Reason: What are the implications of your article?
EA: The main implication is that federally funded nutrition researchers have demonstrated scientific incompetence over many generations by presenting anecdotal evidence as scientific evidence. As such, there is no scientific foundation to past or current nutrition guidelines. As a result, the public is both confused and (correctly) skeptical of government recommendations because they perceive the guidelines to constitute meaningless political statements.
Reason: Does the federal government (or, more specifically, the DGAC) know the best diet for all Americans?
EA: No. There is no one-size-fits-all diet. That said, the evidence over many centuries suggests that given this point in our evolutionary history and the adequacy of our current food supply, the DGAC report could be summed up in one sentence, "eat a varied diet and exercise for more than 30 minutes daily."
Reason: Who, if anyone, is best served when food policy rests on false assumptions that are based on bad data?
EA: In many ways, what we are experiencing is the evidence of Lysenkoism [link]. The government funded researchers control the field by funding only those researchers that use the same flawed methods; they stifle progress by rejecting contradictory evidence, and immediately impugn the integrity and competence of researcher who disagree. Therefore these government funded researchers are the only beneficiaries of the status quo. Importantly, M-BMs are the perfect vehicle to perpetuate an endless cycle of ambiguous findings leading to the ever-increasing federal funding of nutrition and obesity research.

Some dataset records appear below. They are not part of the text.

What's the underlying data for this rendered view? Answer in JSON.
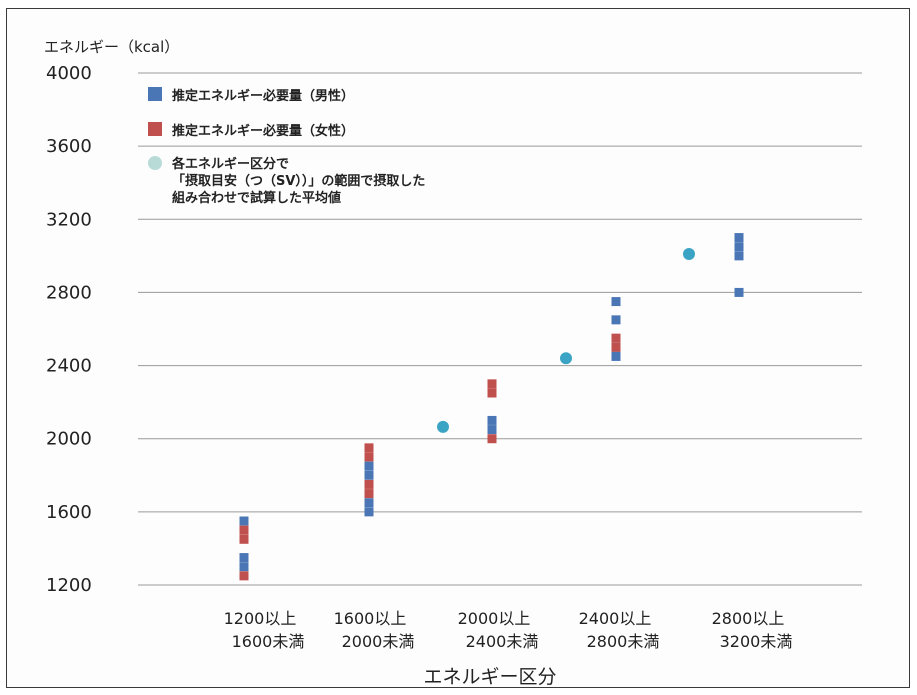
{
  "chart_data": {
    "type": "scatter",
    "ylabel": "エネルギー（kcal）",
    "xlabel": "エネルギー区分",
    "ylim": [
      1200,
      4000
    ],
    "yticks": [
      1200,
      1600,
      2000,
      2400,
      2800,
      3200,
      3600,
      4000
    ],
    "grid": true,
    "legend_position": "top-left",
    "categories": [
      [
        "1200以上",
        "1600未満"
      ],
      [
        "1600以上",
        "2000未満"
      ],
      [
        "2000以上",
        "2400未満"
      ],
      [
        "2400以上",
        "2800未満"
      ],
      [
        "2800以上",
        "3200未満"
      ]
    ],
    "series": [
      {
        "name": "推定エネルギー必要量（男性）",
        "color": "#4a76b5",
        "marker": "square",
        "points": [
          {
            "cat": 0,
            "values": [
              1550,
              1350,
              1300
            ]
          },
          {
            "cat": 1,
            "values": [
              1850,
              1800,
              1650,
              1600
            ]
          },
          {
            "cat": 2,
            "values": [
              2100,
              2050
            ]
          },
          {
            "cat": 3,
            "values": [
              2750,
              2650,
              2500,
              2450
            ]
          },
          {
            "cat": 4,
            "values": [
              3100,
              3050,
              3000,
              2800
            ]
          }
        ]
      },
      {
        "name": "推定エネルギー必要量（女性）",
        "color": "#c0504d",
        "marker": "square",
        "points": [
          {
            "cat": 0,
            "values": [
              1500,
              1450,
              1250
            ]
          },
          {
            "cat": 1,
            "values": [
              1950,
              1900,
              1750,
              1700
            ]
          },
          {
            "cat": 2,
            "values": [
              2300,
              2250,
              2000
            ]
          },
          {
            "cat": 3,
            "values": [
              2550,
              2500
            ]
          }
        ]
      },
      {
        "name": [
          "各エネルギー区分で",
          "「摂取目安（つ（SV））」の範囲で摂取した",
          "組み合わせで試算した平均値"
        ],
        "color": "#3ba3c3",
        "marker": "circle",
        "points": [
          {
            "cat": 2,
            "values": [
              2065
            ]
          },
          {
            "cat": 3,
            "values": [
              2440
            ]
          },
          {
            "cat": 4,
            "values": [
              3010
            ]
          }
        ]
      }
    ]
  }
}
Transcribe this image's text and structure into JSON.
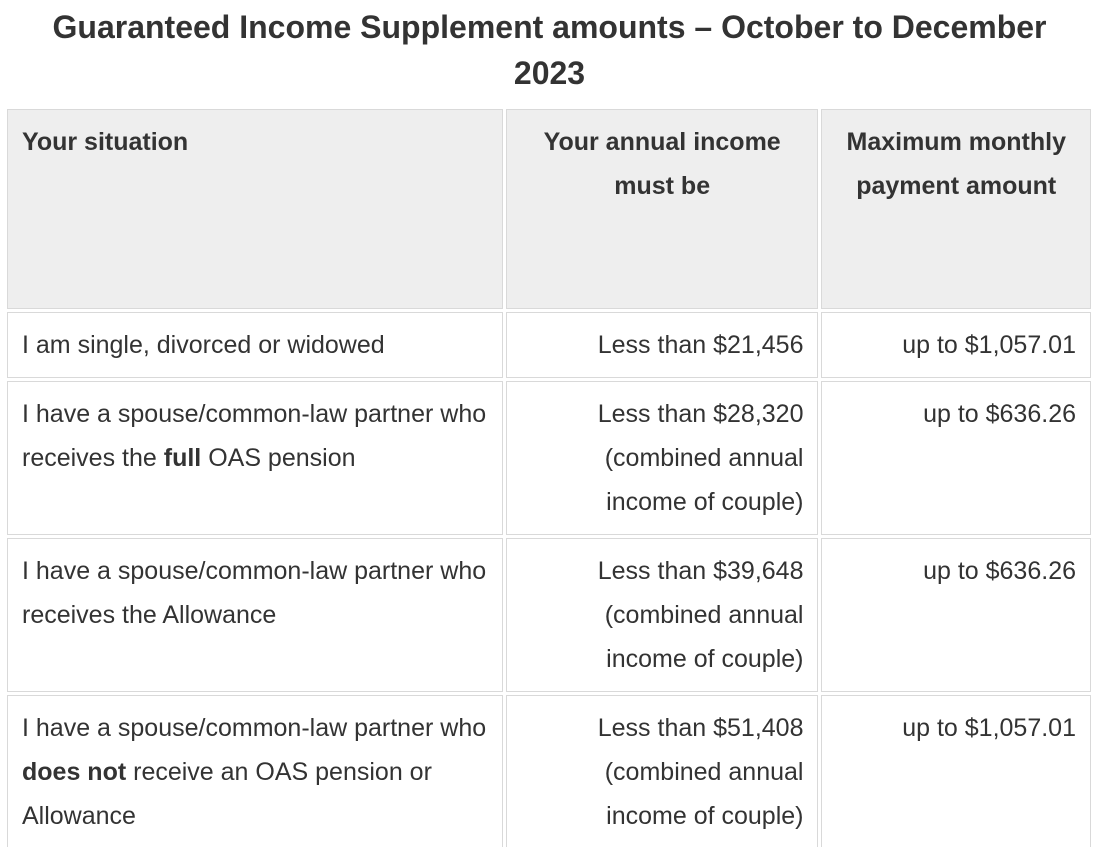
{
  "title": {
    "line1": "Guaranteed Income Supplement amounts – October to December",
    "line2": "2023",
    "full": "Guaranteed Income Supplement amounts – October to December 2023"
  },
  "table": {
    "columns": [
      {
        "label": "Your situation",
        "align": "left"
      },
      {
        "label": "Your annual income must be",
        "align": "center-header-right-cells"
      },
      {
        "label": "Maximum monthly payment amount",
        "align": "center-header-right-cells"
      }
    ],
    "rows": [
      {
        "situation": {
          "prefix": "I am single, divorced or widowed",
          "bold": "",
          "suffix": ""
        },
        "income": "Less than $21,456",
        "payment": "up to $1,057.01"
      },
      {
        "situation": {
          "prefix": "I have a spouse/common-law partner who receives the ",
          "bold": "full",
          "suffix": " OAS pension"
        },
        "income": "Less than $28,320 (combined annual income of couple)",
        "payment": "up to $636.26"
      },
      {
        "situation": {
          "prefix": "I have a spouse/common-law partner who receives the Allowance",
          "bold": "",
          "suffix": ""
        },
        "income": "Less than $39,648 (combined annual income of couple)",
        "payment": "up to $636.26"
      },
      {
        "situation": {
          "prefix": "I have a spouse/common-law partner who ",
          "bold": "does not",
          "suffix": " receive an OAS pension or Allowance"
        },
        "income": "Less than $51,408 (combined annual income of couple)",
        "payment": "up to $1,057.01"
      }
    ]
  },
  "colors": {
    "text": "#333333",
    "header_background": "#eeeeee",
    "border": "#d9d9d9",
    "row_background": "#ffffff"
  }
}
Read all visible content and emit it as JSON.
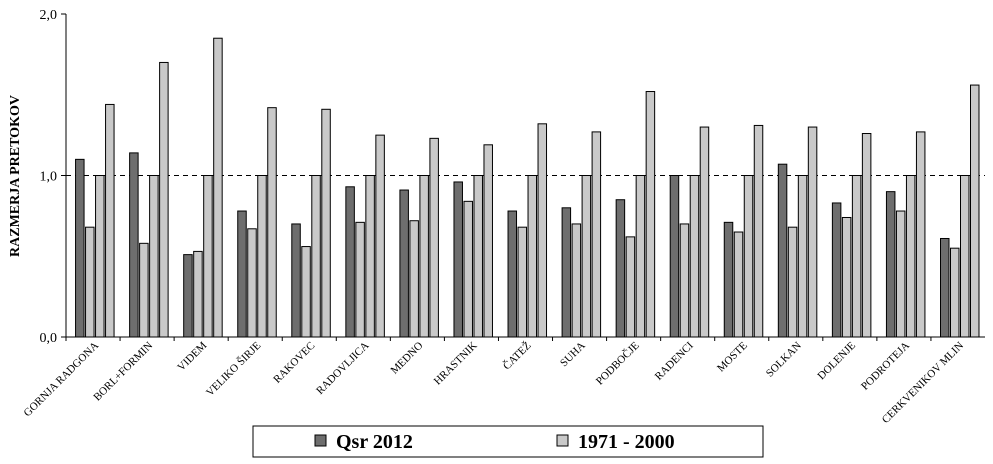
{
  "chart_data": {
    "type": "bar",
    "ylabel": "RAZMERJA PRETOKOV",
    "ylim": [
      0,
      2
    ],
    "y_ticks": [
      "0,0",
      "1,0",
      "2,0"
    ],
    "reference_line": 1.0,
    "grid": false,
    "legend_position": "bottom",
    "categories": [
      "GORNJA RADGONA",
      "BORL+FORMIN",
      "VIDEM",
      "VELIKO ŠIRJE",
      "RAKOVEC",
      "RADOVLJICA",
      "MEDNO",
      "HRASTNIK",
      "ČATEŽ",
      "SUHA",
      "PODBOČJE",
      "RADENCI",
      "MOSTE",
      "SOLKAN",
      "DOLENJE",
      "PODROTEJA",
      "CERKVENIKOV MLIN"
    ],
    "series": [
      {
        "name": "Qsr 2012",
        "color": "#6e6e6e",
        "values": [
          1.1,
          1.14,
          0.51,
          0.78,
          0.7,
          0.93,
          0.91,
          0.96,
          0.78,
          0.8,
          0.85,
          1.0,
          0.71,
          1.07,
          0.83,
          0.9,
          0.61
        ]
      },
      {
        "name": "",
        "color": "#c9c9c9",
        "values": [
          0.68,
          0.58,
          0.53,
          0.67,
          0.56,
          0.71,
          0.72,
          0.84,
          0.68,
          0.7,
          0.62,
          0.7,
          0.65,
          0.68,
          0.74,
          0.78,
          0.55
        ]
      },
      {
        "name": "",
        "color": "#c9c9c9",
        "values": [
          1.0,
          1.0,
          1.0,
          1.0,
          1.0,
          1.0,
          1.0,
          1.0,
          1.0,
          1.0,
          1.0,
          1.0,
          1.0,
          1.0,
          1.0,
          1.0,
          1.0
        ]
      },
      {
        "name": "1971 - 2000",
        "color": "#c9c9c9",
        "values": [
          1.44,
          1.7,
          1.85,
          1.42,
          1.41,
          1.25,
          1.23,
          1.19,
          1.32,
          1.27,
          1.52,
          1.3,
          1.31,
          1.3,
          1.26,
          1.27,
          1.56
        ]
      }
    ]
  }
}
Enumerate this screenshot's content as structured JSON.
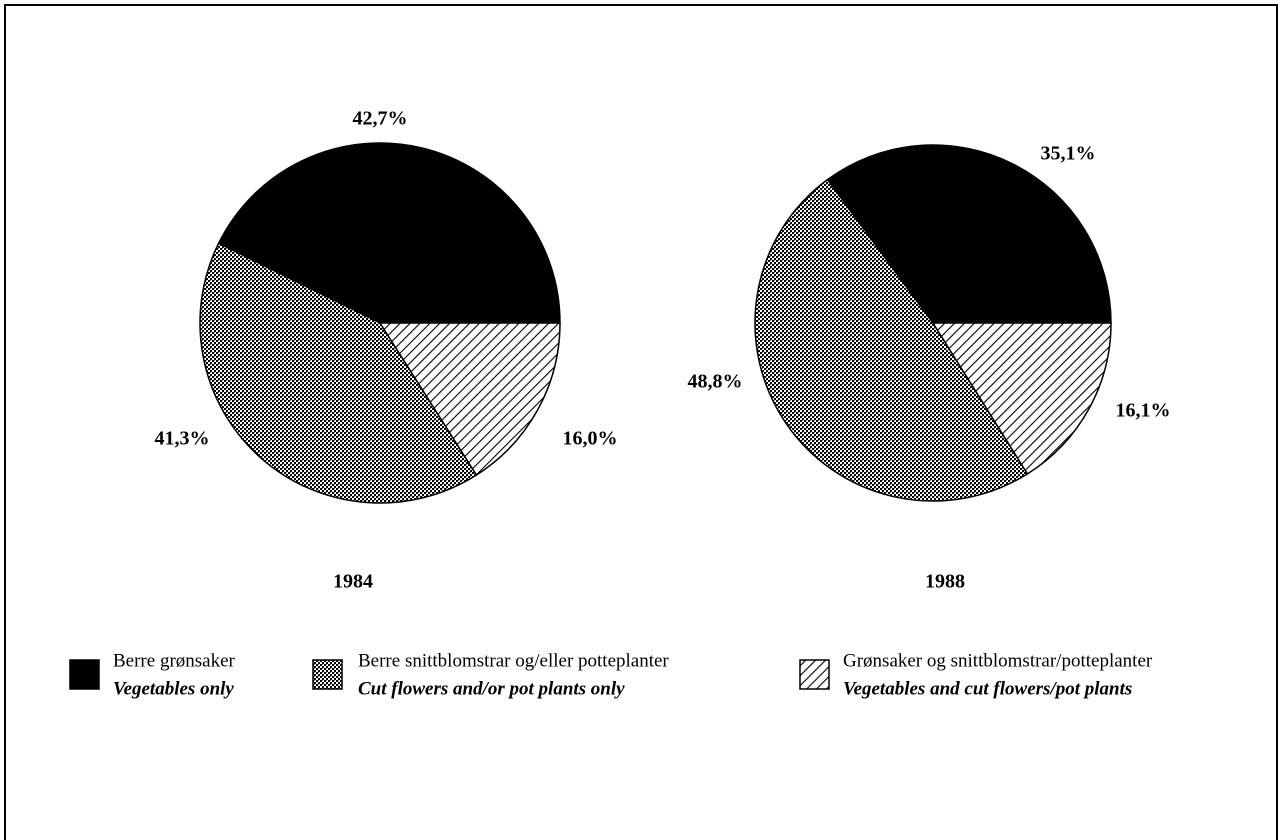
{
  "chart_data": [
    {
      "type": "pie",
      "title": "1984",
      "values": [
        42.7,
        41.3,
        16.0
      ],
      "value_labels": [
        "42,7%",
        "41,3%",
        "16,0%"
      ]
    },
    {
      "type": "pie",
      "title": "1988",
      "values": [
        35.1,
        48.8,
        16.1
      ],
      "value_labels": [
        "35,1%",
        "48,8%",
        "16,1%"
      ]
    }
  ],
  "legend": {
    "items": [
      {
        "name": "Berre grønsaker",
        "translation": "Vegetables only",
        "pattern": "solid",
        "color": "#000000"
      },
      {
        "name": "Berre snittblomstrar og/eller potteplanter",
        "translation": "Cut flowers and/or pot plants only",
        "pattern": "dots",
        "color": "#000000"
      },
      {
        "name": "Grønsaker og snittblomstrar/potteplanter",
        "translation": "Vegetables and cut flowers/pot plants",
        "pattern": "hatch",
        "color": "#000000"
      }
    ]
  }
}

Reason: You told me that your research was controversial. Please explain why that is the case.
EA: The individuals that use M-BMs control both government funding and nutrition journals. Therefore, these individuals control the entire field of obesity and nutrition. As such, they stifle dissent and the publication of contrary evidence that may threaten their grants or their book deals. These government funded researchers realize that once the public understands the deceit (presenting anecdotes as scientific data), their 'pay-day' is over.
Reason: Critics will note, as you disclose in your article, that you've received funding from Coca-Cola. How, if at all, did that funding impact your conclusions?
EA: I always smile at that question. My science speaks for itself, and as such I am irrelevant to the dialog at hand. If I say 2+2 = 4, is it more or less correct because I am currently funded by the federal government? Would it be less correct if I were funded by industry? The validity of scientific findings is independent of the researcher and should be judged on their merit alone. The unsophisticated personal attacks are indicative of individuals that cannot discuss the science.
Perhaps more importantly, I use data the government collected. Any first-year statistics student can download the data from the web and perform the analyses I have conducted. Ask my government funded critics for their data and you will be met with red-tape and massive bureaucracy. I am 100 percent transparent, while they hide behind their universities and refuse access to anyone outside the government-funded oligarchy.